Gallagher's long tenure as a series editor at UNC Press resulted in the press's acquisition of numerous classic military history studies along with publication of the venerable Military Campaigns of the Civil War anthology series, but it remains a career curiosity that Gallagher himself never tried his hand at a Civil War campaign or battle history. Nevertheless, many of the essays in this compilation are concerned with military topics of personal interest to the writer. These include critiques and comparisons of the generalships of Grant, Lee, Sheridan, Jackson, and others, and several essays address the Battle of Gettysburg on some level.
Numerous essays address books and present recommendations. In them, Gallagher mines his decades of research and study to offer readers short "best of" lists or highlight gems (hidden or otherwise) when it comes to categories like soldier letters, female Confederate writers, publications by veterans who were Harvard graduates, and more. Indispensable diaries (ex. those of Gideon Welles, John B. Jones, Josiah Gorgas, and more) and other wartime accounts are discussed in a number of informative standalone essays. Gallagher also devotes entire essays to memorializing the careers and influential historiographical contributions of important past historians, among them David Potter, Ella Lonn, Harry Pfanz, and Allan Nevins.
The above refers to just a selection of the volume's total range. Gallagher additionally addresses battlefield interpretation and preservation, the depiction of Civil War topics in film, and numerous other subjects at the intersection of history and memory.
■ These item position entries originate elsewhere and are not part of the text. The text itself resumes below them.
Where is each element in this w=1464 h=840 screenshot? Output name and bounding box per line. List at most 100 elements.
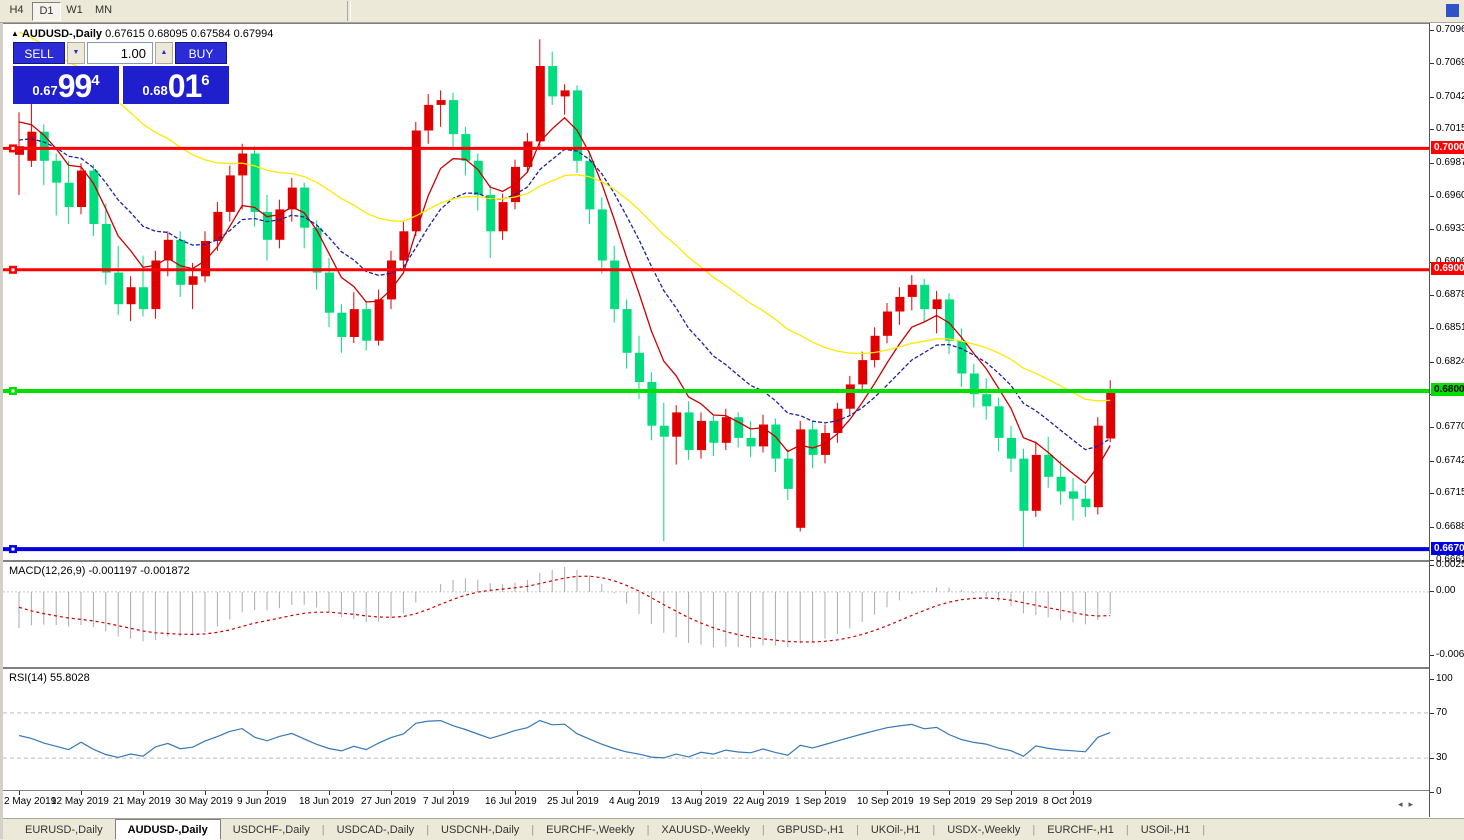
date-tick-mark — [639, 791, 640, 795]
chart-tab-usdx-weekly[interactable]: USDX-,Weekly — [947, 823, 1021, 836]
axis-tick-mark — [1430, 758, 1434, 759]
axis-tick-mark — [1430, 129, 1434, 130]
price-level-tag: 0.70002 — [1431, 141, 1464, 154]
chart-tab-usoil-h1[interactable]: USOil-,H1 — [1140, 823, 1191, 836]
date-label: 1 Sep 2019 — [795, 796, 847, 807]
tab-separator: | — [531, 823, 535, 836]
volume-increase-button[interactable]: ▲ — [155, 42, 173, 64]
sell-price-box[interactable]: 0.67 99 4 — [13, 66, 119, 104]
chart-tab-eurchf-weekly[interactable]: EURCHF-,Weekly — [546, 823, 635, 836]
chart-tab-eurusd-daily[interactable]: EURUSD-,Daily — [25, 823, 103, 836]
date-tick-mark — [515, 791, 516, 795]
axis-tick-mark — [1430, 196, 1434, 197]
date-tick-mark — [1073, 791, 1074, 795]
date-label: 4 Aug 2019 — [609, 796, 660, 807]
volume-input[interactable] — [87, 42, 153, 64]
scroll-left-icon[interactable]: ◂ — [1397, 799, 1409, 809]
macd-chart[interactable] — [3, 562, 1429, 665]
axis-tick-label: 30 — [1436, 752, 1448, 763]
axis-tick-label: 100 — [1436, 673, 1453, 684]
axis-tick-mark — [1430, 362, 1434, 363]
volume-decrease-button[interactable]: ▼ — [67, 42, 85, 64]
candlestick-chart[interactable] — [3, 24, 1429, 561]
chart-workspace: ▲ AUDUSD-,Daily 0.67615 0.68095 0.67584 … — [0, 23, 1464, 840]
timeframe-button-w1[interactable]: W1 — [66, 4, 83, 16]
axis-tick-mark — [1430, 792, 1434, 793]
macd-indicator-panel[interactable]: MACD(12,26,9) -0.001197 -0.001872 — [3, 560, 1429, 667]
chart-tab-ukoil-h1[interactable]: UKOil-,H1 — [870, 823, 921, 836]
axis-tick-label: 0.68785 — [1436, 289, 1464, 300]
axis-tick-label: 0.002574 — [1436, 559, 1464, 570]
price-level-tag: 0.66705 — [1431, 542, 1464, 555]
date-tick-mark — [391, 791, 392, 795]
axis-tick-mark — [1430, 63, 1434, 64]
chart-tab-usdcad-daily[interactable]: USDCAD-,Daily — [336, 823, 415, 836]
axis-tick-label: 0.00 — [1436, 585, 1456, 596]
date-label: 25 Jul 2019 — [547, 796, 599, 807]
date-tick-mark — [19, 791, 20, 795]
date-tick-mark — [763, 791, 764, 795]
date-label: 29 Sep 2019 — [981, 796, 1038, 807]
chart-tab-audusd-daily[interactable]: AUDUSD-,Daily — [114, 819, 221, 840]
timeframe-button-d1[interactable]: D1 — [32, 2, 61, 21]
axis-tick-mark — [1430, 461, 1434, 462]
date-tick-mark — [453, 791, 454, 795]
date-label: 9 Jun 2019 — [237, 796, 287, 807]
rsi-chart[interactable] — [3, 669, 1429, 790]
timeframe-button-h4[interactable]: H4 — [9, 4, 24, 16]
date-label: 30 May 2019 — [175, 796, 233, 807]
axis-tick-mark — [1430, 493, 1434, 494]
date-tick-mark — [267, 791, 268, 795]
date-label: 7 Jul 2019 — [423, 796, 470, 807]
date-axis[interactable]: ◂▸ 2 May 2019 12 May 2019 21 May 2019 30 Ma… — [3, 790, 1429, 818]
sell-button[interactable]: SELL — [13, 42, 65, 64]
tab-separator: | — [1125, 823, 1129, 836]
chart-tabs: EURUSD-,Daily AUDUSD-,Daily USDCHF-,Daily |… — [3, 819, 1464, 840]
sell-price-prefix: 0.67 — [32, 83, 58, 98]
buy-button[interactable]: BUY — [175, 42, 227, 64]
axis-tick-label: 0.69605 — [1436, 190, 1464, 201]
axis-tick-mark — [1430, 295, 1434, 296]
tab-separator: | — [761, 823, 765, 836]
tab-separator: | — [1032, 823, 1036, 836]
date-label: 18 Jun 2019 — [299, 796, 355, 807]
axis-tick-mark — [1430, 655, 1434, 656]
main-chart-panel[interactable]: ▲ AUDUSD-,Daily 0.67615 0.68095 0.67584 … — [3, 23, 1429, 561]
axis-tick-label: 0.70965 — [1436, 24, 1464, 35]
chart-tab-eurchf-h1[interactable]: EURCHF-,H1 — [1047, 823, 1114, 836]
chart-tab-gbpusd-h1[interactable]: GBPUSD-,H1 — [776, 823, 844, 836]
price-axis[interactable]: 0.002574 0.00 -0.006326 100 70 30 0 0.70965 0.70… — [1429, 23, 1464, 817]
date-label: 13 Aug 2019 — [671, 796, 728, 807]
tab-separator: | — [1202, 823, 1206, 836]
tab-separator: | — [646, 823, 650, 836]
date-tick-mark — [143, 791, 144, 795]
timeframe-button-mn[interactable]: MN — [94, 4, 113, 16]
tab-scroll-arrows[interactable]: ◂▸ — [1398, 799, 1419, 810]
window-corner-icon — [1446, 4, 1459, 17]
axis-tick-mark — [1430, 527, 1434, 528]
chart-tab-bar: EURUSD-,Daily AUDUSD-,Daily USDCHF-,Daily |… — [3, 818, 1464, 840]
tab-separator: | — [855, 823, 859, 836]
scroll-right-icon[interactable]: ▸ — [1408, 799, 1419, 809]
rsi-indicator-panel[interactable]: RSI(14) 55.8028 — [3, 667, 1429, 792]
axis-tick-mark — [1430, 229, 1434, 230]
date-label: 21 May 2019 — [113, 796, 171, 807]
date-label: 8 Oct 2019 — [1043, 796, 1092, 807]
axis-tick-mark — [1430, 97, 1434, 98]
axis-tick-mark — [1430, 713, 1434, 714]
buy-price-box[interactable]: 0.68 01 6 — [123, 66, 229, 104]
chart-tab-usdchf-daily[interactable]: USDCHF-,Daily — [232, 823, 310, 836]
axis-tick-mark — [1430, 565, 1434, 566]
price-level-tag: 0.69003 — [1431, 262, 1464, 275]
axis-tick-label: -0.006326 — [1436, 649, 1464, 660]
axis-tick-label: 0 — [1436, 786, 1442, 797]
chart-tab-usdcnh-daily[interactable]: USDCNH-,Daily — [441, 823, 520, 836]
date-label: 19 Sep 2019 — [919, 796, 976, 807]
date-label: 12 May 2019 — [51, 796, 109, 807]
chart-tab-xauusd-weekly[interactable]: XAUUSD-,Weekly — [661, 823, 750, 836]
triangle-icon: ▲ — [11, 29, 19, 38]
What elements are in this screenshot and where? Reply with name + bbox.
The volume is promoted as one that won't likely be read cover to cover in typical front to back fashion, but this reviewer, who doesn't often find books like this appealing, did just that and found the experience to be a thoroughly engaging one. For the most part, Gallagher's essays adopt the attitude one would like to get from a distinguished emeritus historian, one that is curious and respectful of current trends among the profession's more youthful movements but also wary of where those might take us. Exposing readers of all levels to the full range of Gary Gallagher's scholarly interests and attainments as teacher, writer, interpretive pioneer (ex. in the area of Union soldier motivation), media popularizer, guide, and editor, The Enduring Civil War is a recommended collection of viewpoints from one of the true deans of the modern Civil War history profession.